Dive Brief:
- The European Society of Cardiology (ESC) said Friday renal denervation may be considered for some patients who have uncontrolled, drug-resistant high blood pressure.
- Previously, the ESC did not recommend renal denervation for use outside of clinical studies. The updated guidelines upgrade the recommendation in light of clinical data generated by Medtronic and Recor Medical.
- The ESC continues to advise against the use of renal denervation as a first-line treatment and in patients with moderate to severely impaired renal function because of a lack of evidence.
Dive Insight:
The ESC published its previous guidelines on the management of arterial hypertension in 2018. At that time, the society said major uncertainties remain “as to the clinical role of renal denervation outside of clinical studies, which should be performed in carefully selected patients at specialist hypertension centres and by experienced operators.”
The ESC’s position that renal denervation should only be used in clinical trials reflected conflicting evidence, such as the success and failure of different studies of Medtronic’s medical device.
Since then, Medtronic and Recor have published more clinical data on their devices. The ESC’s updated position is underpinned by evidence such as long-term, non-randomized, follow-up data from Medtronic studies and three-year data from a Recor trial.
The society said renal denervation has shown “clear promise” in reducing blood pressure but identified “concerns that warrant consideration.” The effect on blood pressure “is relatively modest for an invasive procedure,” cost-effectiveness has not been fully established, and there are no adequately powered trials showing the safe, long-term reduction of cardiovascular events, the ESC said.
That mix of promise and concerns led the ESC to grant a Class IIb recommendation to the procedure in some patients. The society reserves Class IIb for cases when “usefulness/efficacy is less well established by evidence/opinion.” Interventions with Class IIb recommendations may be considered by physicians. The ESC has two stronger recommendations for devices supported by more robust evidence.
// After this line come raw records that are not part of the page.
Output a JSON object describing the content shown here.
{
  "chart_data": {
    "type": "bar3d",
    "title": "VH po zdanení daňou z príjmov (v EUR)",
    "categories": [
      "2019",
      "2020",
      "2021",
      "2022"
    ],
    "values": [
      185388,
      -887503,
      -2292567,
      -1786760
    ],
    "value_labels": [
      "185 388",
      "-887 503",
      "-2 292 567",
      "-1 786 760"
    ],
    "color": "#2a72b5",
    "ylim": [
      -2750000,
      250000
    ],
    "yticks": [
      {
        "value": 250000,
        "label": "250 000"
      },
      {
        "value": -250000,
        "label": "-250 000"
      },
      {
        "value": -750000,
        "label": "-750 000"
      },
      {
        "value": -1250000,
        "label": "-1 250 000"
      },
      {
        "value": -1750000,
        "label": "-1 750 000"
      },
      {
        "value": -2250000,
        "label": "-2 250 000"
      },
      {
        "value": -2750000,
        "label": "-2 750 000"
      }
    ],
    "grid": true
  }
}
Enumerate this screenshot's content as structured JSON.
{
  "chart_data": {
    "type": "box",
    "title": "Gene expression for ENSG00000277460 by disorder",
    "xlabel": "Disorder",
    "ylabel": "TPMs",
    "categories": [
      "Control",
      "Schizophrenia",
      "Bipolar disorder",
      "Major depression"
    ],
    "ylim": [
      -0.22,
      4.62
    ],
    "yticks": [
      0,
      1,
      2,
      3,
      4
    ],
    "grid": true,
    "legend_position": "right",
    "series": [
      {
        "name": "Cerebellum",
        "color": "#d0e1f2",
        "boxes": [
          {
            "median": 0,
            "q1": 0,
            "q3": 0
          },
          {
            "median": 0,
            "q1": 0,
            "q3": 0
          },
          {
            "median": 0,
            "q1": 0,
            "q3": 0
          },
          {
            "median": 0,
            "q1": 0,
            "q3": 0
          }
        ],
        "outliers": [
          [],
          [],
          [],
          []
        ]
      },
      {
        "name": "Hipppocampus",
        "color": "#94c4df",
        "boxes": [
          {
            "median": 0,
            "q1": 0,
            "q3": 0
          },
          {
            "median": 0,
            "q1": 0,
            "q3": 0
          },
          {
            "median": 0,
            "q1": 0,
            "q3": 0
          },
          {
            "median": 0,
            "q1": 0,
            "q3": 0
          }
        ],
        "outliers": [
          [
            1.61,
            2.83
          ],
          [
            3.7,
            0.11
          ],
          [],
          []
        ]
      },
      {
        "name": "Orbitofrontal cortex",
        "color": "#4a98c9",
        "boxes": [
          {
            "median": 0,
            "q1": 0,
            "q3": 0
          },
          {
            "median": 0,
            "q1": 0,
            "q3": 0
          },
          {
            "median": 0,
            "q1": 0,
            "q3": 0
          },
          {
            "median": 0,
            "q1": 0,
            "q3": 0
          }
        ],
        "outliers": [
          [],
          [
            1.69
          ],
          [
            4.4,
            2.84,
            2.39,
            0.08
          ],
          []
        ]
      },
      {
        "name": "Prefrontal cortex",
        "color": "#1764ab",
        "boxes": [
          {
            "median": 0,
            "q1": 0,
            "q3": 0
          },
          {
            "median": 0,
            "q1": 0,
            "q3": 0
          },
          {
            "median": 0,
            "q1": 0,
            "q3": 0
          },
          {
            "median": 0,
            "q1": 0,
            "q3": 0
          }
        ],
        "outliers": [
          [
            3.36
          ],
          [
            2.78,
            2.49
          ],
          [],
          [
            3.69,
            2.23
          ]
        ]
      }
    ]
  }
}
The Class IIb recommendation is limited to patients who have uncontrolled hypertension despite taking a three-drug combination, as well as people with high blood pressure who have tried fewer drugs but are at increased risk of cardiovascular events. The ESC said “cost-effectiveness considerations are likely to be optimal in this setting” because the patients are at higher risk of cardiovascular events.
The recommendation is limited to medium- to high-volume centers. “The impact of scaling up renal denervation on usual cardiac department catheterization laboratory workflows is of some concern,” the ESC said, adding that it is important that adopting the intervention does not delay access to “other elective procedures with proven efficacy in reducing [cardiovascular disease] outcomes.”
Medtronic, which sells the Symplicity Spyral renal denervation system in Europe and other markets, published a statement about the new ESC guidelines. Jason Weidman, president of Medtronic’s coronary and renal denervation business, said the guidelines reinforce the procedure as an additional hypertension option.
Medtronic competes with Recor, part of Otsuka Medical Devices, for the market.